The Challenge
Southwest Airlines' marketing team relied on largely manual go-to-market campaign processes, including repetitive copy-paste actions between tools and documents, inconsistent templatization, and limited visibility into where friction was slowing execution. The AI Programs team needed a structured method to identify which parts of the campaign process were genuine candidates for AI or automation — without defaulting to applying AI everywhere indiscriminately. The challenge was surfacing the right problems before jumping to solutions.
What They Built
Nicola's team conducted cross-functional discovery interviews and workshops across Southwest Airlines' marketing function, codifying a reusable five-signal framework that identifies where AI can add value — available data, repetitive tasks, templatization, reusable infrastructure, and high error rates.

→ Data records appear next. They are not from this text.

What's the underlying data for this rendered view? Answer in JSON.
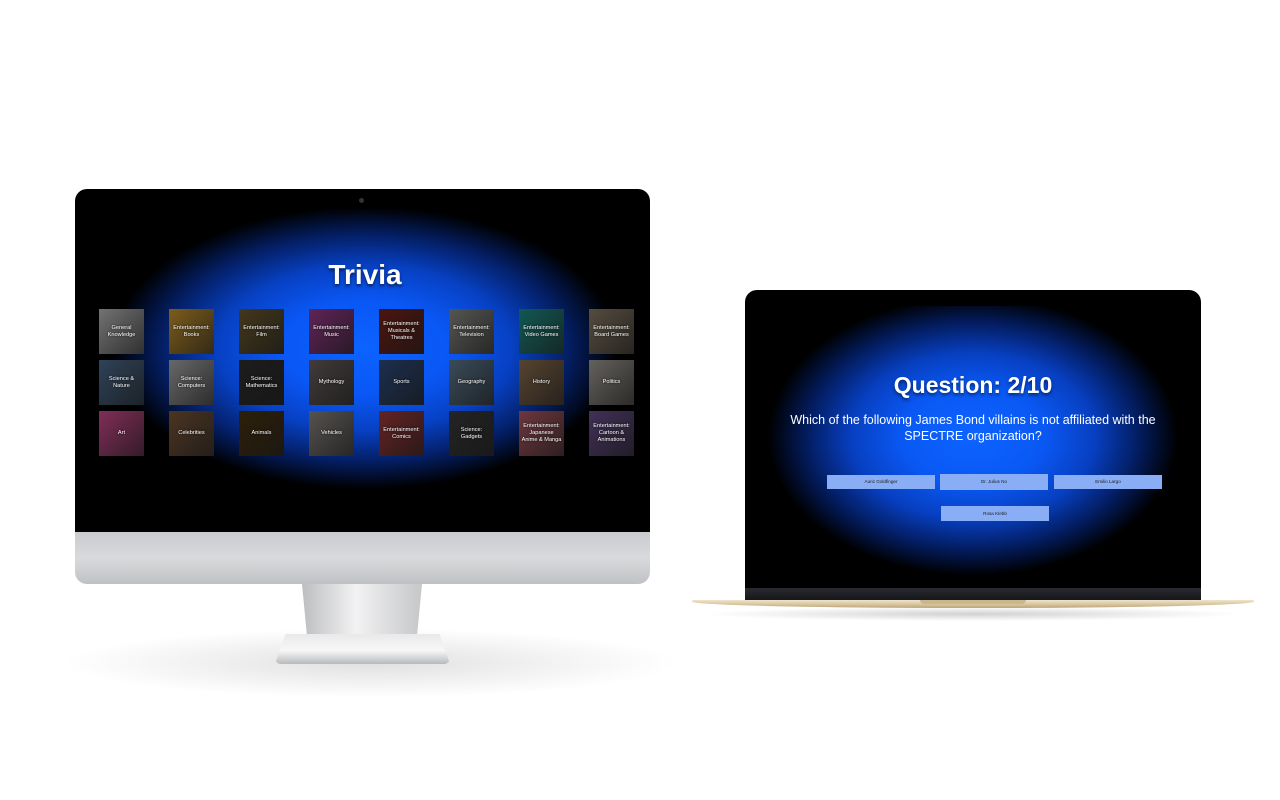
{
  "home": {
    "title": "Trivia",
    "categories": [
      {
        "label": "General Knowledge",
        "bg": "#b9b9b9"
      },
      {
        "label": "Entertainment: Books",
        "bg": "#c9962c"
      },
      {
        "label": "Entertainment: Film",
        "bg": "#6e5a2e"
      },
      {
        "label": "Entertainment: Music",
        "bg": "#9b3a8d"
      },
      {
        "label": "Entertainment: Musicals & Theatres",
        "bg": "#7a2318"
      },
      {
        "label": "Entertainment: Television",
        "bg": "#8a8a86"
      },
      {
        "label": "Entertainment: Video Games",
        "bg": "#1e8f86"
      },
      {
        "label": "Entertainment: Board Games",
        "bg": "#8b7b66"
      },
      {
        "label": "Science & Nature",
        "bg": "#4d6c8f"
      },
      {
        "label": "Science: Computers",
        "bg": "#a7a8aa"
      },
      {
        "label": "Science: Mathematics",
        "bg": "#2f2f2f"
      },
      {
        "label": "Mythology",
        "bg": "#6a6060"
      },
      {
        "label": "Sports",
        "bg": "#2e4d7e"
      },
      {
        "label": "Geography",
        "bg": "#5e7a90"
      },
      {
        "label": "History",
        "bg": "#8b6e4e"
      },
      {
        "label": "Politics",
        "bg": "#a29e96"
      },
      {
        "label": "Art",
        "bg": "#d04a8f"
      },
      {
        "label": "Celebrities",
        "bg": "#7a5638"
      },
      {
        "label": "Animals",
        "bg": "#4a3410"
      },
      {
        "label": "Vehicles",
        "bg": "#8a8580"
      },
      {
        "label": "Entertainment: Comics",
        "bg": "#a23a3a"
      },
      {
        "label": "Science: Gadgets",
        "bg": "#3b3b3b"
      },
      {
        "label": "Entertainment: Japanese Anime & Manga",
        "bg": "#b05a64"
      },
      {
        "label": "Entertainment: Cartoon & Animations",
        "bg": "#6a4f8e"
      }
    ]
  },
  "quiz": {
    "question_counter": "Question: 2/10",
    "question_text": "Which of the following James Bond villains is not affiliated with the SPECTRE organization?",
    "answers": [
      "Auric Goldfinger",
      "Dr. Julius No",
      "Emilio Largo",
      "Rosa Klebb"
    ]
  },
  "colors": {
    "screen_blue": "#0a58f4",
    "answer_button": "#8aaef5"
  }
}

Nicola's team began by establishing a disciplined separation between problem identification and solution design — a step that prevented the common failure mode of applying AI to the wrong processes. Using the Double Diamond Design Thinking Framework, the team conducted one-on-one interviews and cross-functional workshops with representatives from social media, paid media, brand, creative, strategy, analytics, digital, and technology teams across Southwest Airlines.
Interviews were designed to surface where work was slow, repetitive, error-prone, or dependent on manual copy-paste actions between systems. Workshop sessions validated and pressure-tested findings across functional boundaries. From these sessions, the team codified five signals that reliably indicate where a process is ripe for AI: availability of data or historic assets, repetitive task structures, existing templatization, reusable technical infrastructure, and zones of high human error. The resulting framework now serves as a reusable assessment tool for future AI opportunity identification across the Southwest enterprise, giving the AI Programs team a structured, repeatable method rather than a one-off analysis.
Enterprise organizations with large, distributed workforces that need a structured, research-grounded approach to AI adoption — particularly where leadership wants to move beyond "AI for everything" toward strategic prioritization. Well-suited to organizations in transportation, hospitality, retail, or any sector with complex internal marketing and operational workflows.